It is impossible to read the text that includes the Cyrillic alphabet and output to the console from a file that has the encoding UTF8. The following code is available:

#include <iostream> #include <fstream> #include <string> #include <locale> #include <clocale> int main(int argc, wchar_t* argv[]) { std::wcout.imbue(std::locale("rus_rus.866")); std::wcin.imbue(std::locale("rus_rus.866")); std::wfstream fout; fout.open(L"cd.txt", std::ios::in); if (fout.is_open()) { fout.imbue(std::locale("rus_rus.1251")); wchar_t ch; std::wstring inputT; while (fout.get(ch)) inputT += ch; std::wcout << inputT; std::wcout << std::endl; fout.close(); } std::cin.get(); return 0; } 

And if the file being read is ANSI encoded, the entire text including Russian letters is displayed correctly, but if the file is in UTF8 encoding, then something is wrong. How can this be fixed?

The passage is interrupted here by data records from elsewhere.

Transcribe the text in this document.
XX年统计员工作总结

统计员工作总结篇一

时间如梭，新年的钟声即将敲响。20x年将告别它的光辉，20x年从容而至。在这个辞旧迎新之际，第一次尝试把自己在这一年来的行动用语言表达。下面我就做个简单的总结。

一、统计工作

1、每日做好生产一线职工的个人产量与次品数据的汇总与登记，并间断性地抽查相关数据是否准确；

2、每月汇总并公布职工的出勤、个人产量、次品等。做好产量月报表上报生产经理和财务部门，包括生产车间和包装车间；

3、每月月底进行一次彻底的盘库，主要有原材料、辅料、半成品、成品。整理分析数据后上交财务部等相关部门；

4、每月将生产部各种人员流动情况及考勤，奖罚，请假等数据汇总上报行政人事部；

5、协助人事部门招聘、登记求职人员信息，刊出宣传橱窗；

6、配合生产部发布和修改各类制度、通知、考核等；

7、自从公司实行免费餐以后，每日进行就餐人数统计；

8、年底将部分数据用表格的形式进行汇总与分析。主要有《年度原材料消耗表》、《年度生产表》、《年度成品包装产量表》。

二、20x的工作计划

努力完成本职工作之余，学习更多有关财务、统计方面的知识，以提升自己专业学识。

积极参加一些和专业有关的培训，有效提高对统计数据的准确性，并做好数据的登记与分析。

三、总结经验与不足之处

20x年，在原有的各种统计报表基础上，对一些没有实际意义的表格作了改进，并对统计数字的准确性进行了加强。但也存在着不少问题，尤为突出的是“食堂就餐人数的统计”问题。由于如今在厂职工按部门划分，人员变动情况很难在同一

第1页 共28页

  • We had a big answer somewhere about the output of the Cyrillic alphabet to the console. Have you seen him? - VladD
  • Here it is: www.stackoverflow.com/a/459299 (but this is for Visual Studio / Windows). What is your platform / compiler? It is important. - VladD
  • @VladD Visual Studio / Windows platform. I read the article using _setmode when typing lines from the keyboard, everything is displayed, but if I read text from a file that has UTF-8 encoding, strange characters continue to appear instead of Cyrillic, English words are displayed correctly - Max Yu
  • Then the problem is when reading, but not at the conclusion, apparently. - VladD
  • Well, yes, you write fout.imbue(std::locale("rus_rus.1251")); , and the file you have in utf-8. - VladD

1 answer 1

The problem is divided into two parts: how to display the text and how to read it.

For output, it makes sense to use the recommendation from here ( _setmode(_fileno(...), _O_U16TEXT); and use std::wstring ).

This means that we need to read utf-8 strings from a file in wstring format. This is done like this :

 fout.imbue(std::locale(std::locale::empty(), new std::codecvt_utf8<wchar_t>)); 

(and should work regardless of the width of wchar_t ). You are using std::locale("rus_rus.1251") , this should not work.